We spend so much time and energy hiding and lying to ourselves, that we don't see what God is trying to do with each one of us. God pursues each of us like a desperate lover, like one who can't live without us. Us, you, me, the pathetic examples of humanity that we are. And he knows. He knows all of it, and yet still his desire, his hope, his passion for us never wavers.

That passion is so strong that he dared do things that gods never do. He came down from heaven and was incarnate as one of us. That's not all that unusual in the ancient myths; other gods did stuff like that too. But what happens next is utterly unique to Yahweh. He comes into our midst not to shower the worthy with his blessings, but the unworthy. He eats with sinners. He heals the broken and hurting. He calls to his side not the royal, the powerful, the wise, and the great, but the worthless, the nobodies, and the hated. Gods don't do that. They love the great and despise the sinner, or at least they're supposed to. That's how the old stories go, but not this one.

This god, our God, loves his broken and worthless creation so much that he does something else that gods never do. He submits to our idea of justice, where he is beaten, abused, tortured, and then executed on a cross. He lets us kill him. Gods don't die; that doesn't happen in the stories either, but it does in this one. He does this to say to each and every one of us, “I would rather die than live without you. So I will die so I can be with you.”

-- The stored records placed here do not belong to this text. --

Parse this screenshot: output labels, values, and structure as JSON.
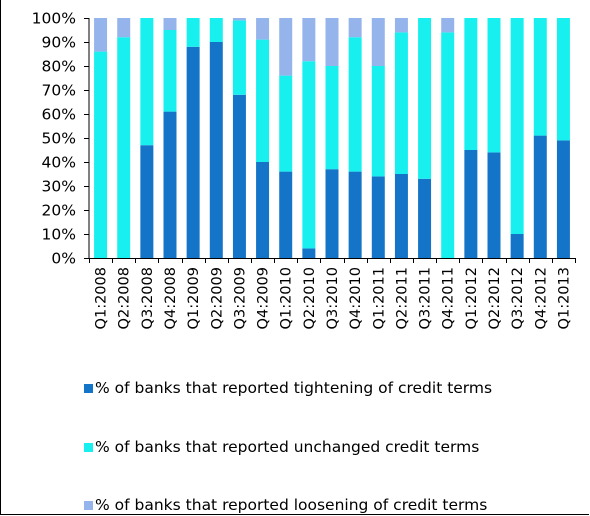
{
  "chart_data": {
    "type": "bar",
    "stacked": true,
    "title": "",
    "xlabel": "",
    "ylabel": "",
    "ylim": [
      0,
      100
    ],
    "y_ticks": [
      "0%",
      "10%",
      "20%",
      "30%",
      "40%",
      "50%",
      "60%",
      "70%",
      "80%",
      "90%",
      "100%"
    ],
    "grid": false,
    "legend_position": "bottom",
    "categories": [
      "Q1:2008",
      "Q2:2008",
      "Q3:2008",
      "Q4:2008",
      "Q1:2009",
      "Q2:2009",
      "Q3:2009",
      "Q4:2009",
      "Q1:2010",
      "Q2:2010",
      "Q3:2010",
      "Q4:2010",
      "Q1:2011",
      "Q2:2011",
      "Q3:2011",
      "Q4:2011",
      "Q1:2012",
      "Q2:2012",
      "Q3:2012",
      "Q4:2012",
      "Q1:2013"
    ],
    "series": [
      {
        "name": "% of banks that reported tightening of credit terms",
        "color": "#1474C8",
        "values": [
          0,
          0,
          47,
          61,
          88,
          90,
          68,
          40,
          36,
          4,
          37,
          36,
          34,
          35,
          33,
          0,
          45,
          44,
          10,
          51,
          49
        ]
      },
      {
        "name": "% of banks that reported unchanged credit terms",
        "color": "#18F0F0",
        "values": [
          86,
          92,
          53,
          34,
          12,
          10,
          31,
          51,
          40,
          78,
          43,
          56,
          46,
          59,
          67,
          94,
          55,
          56,
          90,
          49,
          51
        ]
      },
      {
        "name": "% of banks that reported loosening of credit terms",
        "color": "#96B4EC",
        "values": [
          14,
          8,
          0,
          5,
          0,
          0,
          1,
          9,
          24,
          18,
          20,
          8,
          20,
          6,
          0,
          6,
          0,
          0,
          0,
          0,
          0
        ]
      }
    ]
  }
}
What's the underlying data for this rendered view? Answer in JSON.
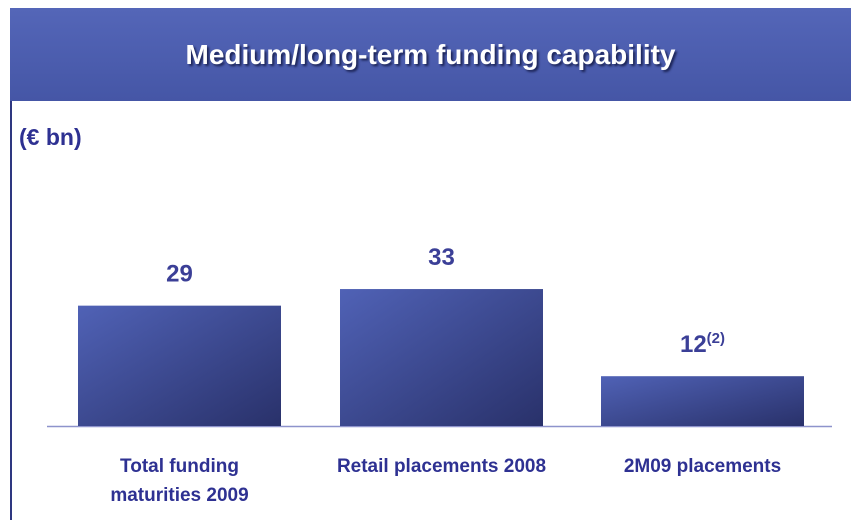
{
  "chart_data": {
    "type": "bar",
    "title": "Medium/long-term funding capability",
    "unit_label": "(€ bn)",
    "categories": [
      "Total funding maturities 2009",
      "Retail placements 2008",
      "2M09 placements"
    ],
    "values": [
      29,
      33,
      12
    ],
    "value_label_notes": [
      null,
      null,
      "(2)"
    ],
    "color": "#3f4d9e"
  }
}
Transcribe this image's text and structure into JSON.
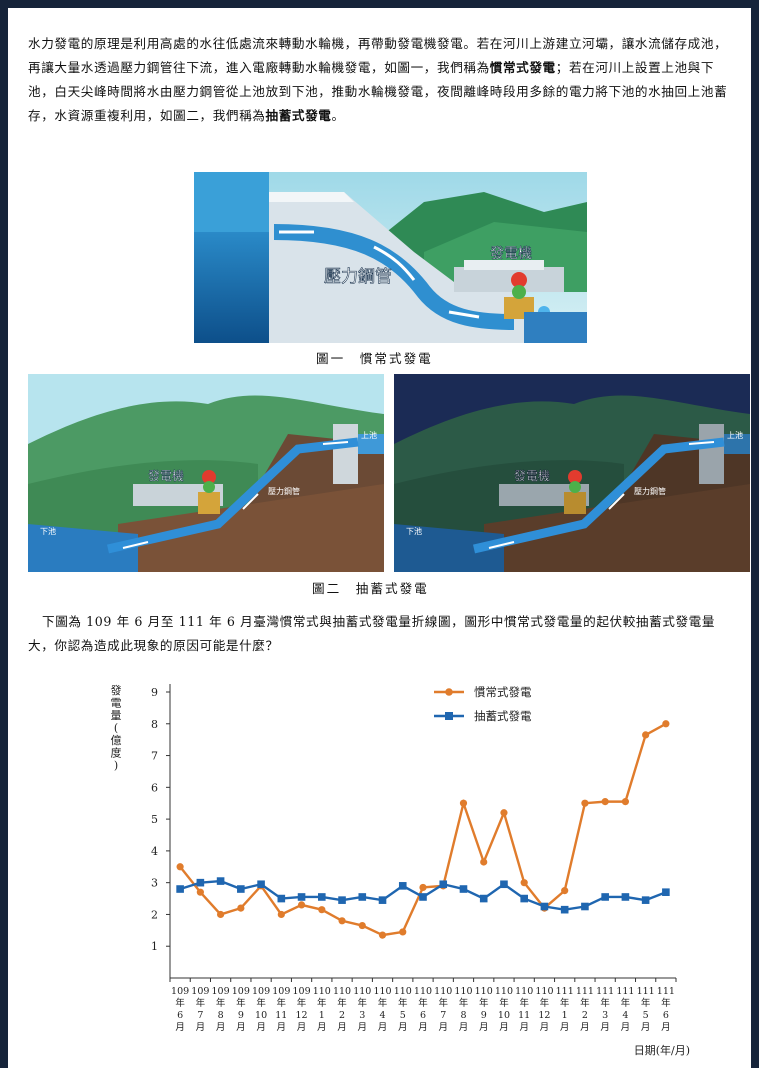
{
  "intro": {
    "part1": "水力發電的原理是利用高處的水往低處流來轉動水輪機，再帶動發電機發電。若在河川上游建立河壩，讓水流儲存成池，再讓大量水透過壓力鋼管往下流，進入電廠轉動水輪機發電，如圖一，我們稱為",
    "term1": "慣常式發電",
    "part2": "；若在河川上設置上池與下池，白天尖峰時間將水由壓力鋼管從上池放到下池，推動水輪機發電，夜間離峰時段用多餘的電力將下池的水抽回上池蓄存，水資源重複利用，如圖二，我們稱為",
    "term2": "抽蓄式發電",
    "part3": "。"
  },
  "figure1": {
    "caption": "圖一　慣常式發電",
    "label_pipe": "壓力鋼管",
    "label_generator": "發電機"
  },
  "figure2": {
    "caption": "圖二　抽蓄式發電",
    "day_labels": {
      "generator": "發電機",
      "pipe": "壓力鋼管",
      "upper": "上池",
      "lower": "下池"
    },
    "night_labels": {
      "generator": "發電機",
      "pipe": "壓力鋼管",
      "upper": "上池",
      "lower": "下池"
    }
  },
  "question": "下圖為 109 年 6 月至 111 年 6 月臺灣慣常式與抽蓄式發電量折線圖，圖形中慣常式發電量的起伏較抽蓄式發電量大，你認為造成此現象的原因可能是什麼？",
  "colors": {
    "conventional": "#e07c2c",
    "pumped": "#1f66b0",
    "frame": "#16243a"
  },
  "chart_data": {
    "type": "line",
    "ylabel": "發電量(億度)",
    "xlabel": "日期(年/月)",
    "ylim": [
      0,
      9
    ],
    "yticks": [
      "1",
      "2",
      "3",
      "4",
      "5",
      "6",
      "7",
      "8",
      "9"
    ],
    "grid": false,
    "legend_position": "top-right",
    "categories": [
      [
        "109",
        "年",
        "6",
        "月"
      ],
      [
        "109",
        "年",
        "7",
        "月"
      ],
      [
        "109",
        "年",
        "8",
        "月"
      ],
      [
        "109",
        "年",
        "9",
        "月"
      ],
      [
        "109",
        "年",
        "10",
        "月"
      ],
      [
        "109",
        "年",
        "11",
        "月"
      ],
      [
        "109",
        "年",
        "12",
        "月"
      ],
      [
        "110",
        "年",
        "1",
        "月"
      ],
      [
        "110",
        "年",
        "2",
        "月"
      ],
      [
        "110",
        "年",
        "3",
        "月"
      ],
      [
        "110",
        "年",
        "4",
        "月"
      ],
      [
        "110",
        "年",
        "5",
        "月"
      ],
      [
        "110",
        "年",
        "6",
        "月"
      ],
      [
        "110",
        "年",
        "7",
        "月"
      ],
      [
        "110",
        "年",
        "8",
        "月"
      ],
      [
        "110",
        "年",
        "9",
        "月"
      ],
      [
        "110",
        "年",
        "10",
        "月"
      ],
      [
        "110",
        "年",
        "11",
        "月"
      ],
      [
        "110",
        "年",
        "12",
        "月"
      ],
      [
        "111",
        "年",
        "1",
        "月"
      ],
      [
        "111",
        "年",
        "2",
        "月"
      ],
      [
        "111",
        "年",
        "3",
        "月"
      ],
      [
        "111",
        "年",
        "4",
        "月"
      ],
      [
        "111",
        "年",
        "5",
        "月"
      ],
      [
        "111",
        "年",
        "6",
        "月"
      ]
    ],
    "series": [
      {
        "name": "慣常式發電",
        "marker": "circle",
        "values": [
          3.5,
          2.7,
          2.0,
          2.2,
          2.9,
          2.0,
          2.3,
          2.15,
          1.8,
          1.65,
          1.35,
          1.45,
          2.85,
          2.9,
          5.5,
          3.65,
          5.2,
          3.0,
          2.2,
          2.75,
          5.5,
          5.55,
          5.55,
          7.65,
          8.0
        ]
      },
      {
        "name": "抽蓄式發電",
        "marker": "square",
        "values": [
          2.8,
          3.0,
          3.05,
          2.8,
          2.95,
          2.5,
          2.55,
          2.55,
          2.45,
          2.55,
          2.45,
          2.9,
          2.55,
          2.95,
          2.8,
          2.5,
          2.95,
          2.5,
          2.25,
          2.15,
          2.25,
          2.55,
          2.55,
          2.45,
          2.7
        ]
      }
    ]
  }
}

That death was no accident, no unanticipated twist of fate. It was the plan all along. Our god did something that's never been done before, not even in the fanciful stories of folklore and myth. He took on our faults, our brokenness, our sin, and received the punishment that we deserve for it. This death had purpose. It was to take away the consequences of our sin and to wash us in Jesus' blood so that we could be saints and live forever with him.

The death and resurrection of God incarnate as Jesus was, in many ways, a wedding ceremony, binding us together so that we never need live without one another again. The great lover that is God has won us for himself. He's won you, every last one of you, to be his forever.

A saint, according to Thomas Merton, is “not someone who is good, but rather one who experiences the goodness of God.” We are both sinner and saint, and that's okay. My friends, we don't need to play these games anymore. God showers his goodness upon us every day of our lives. He's seen the truth of who we are and what we've done, and he loves us anyway. He can't help it. That's who God is. That's what he does.

We don't have to pretend anymore. Yeah, I'm a sinner. Always have been. So are you. But because of Christ, because of how much he loves you and I and everyone else in this world, we are also saints. We are now a bride adorned with his goodness so that we never need be apart from him again. He's won us and made us his own, because when you love something as much as God loves us, you just can't help it. You'll do anything to have your heart's deepest desire. God died to have you and me. That's all we need to know. Amen.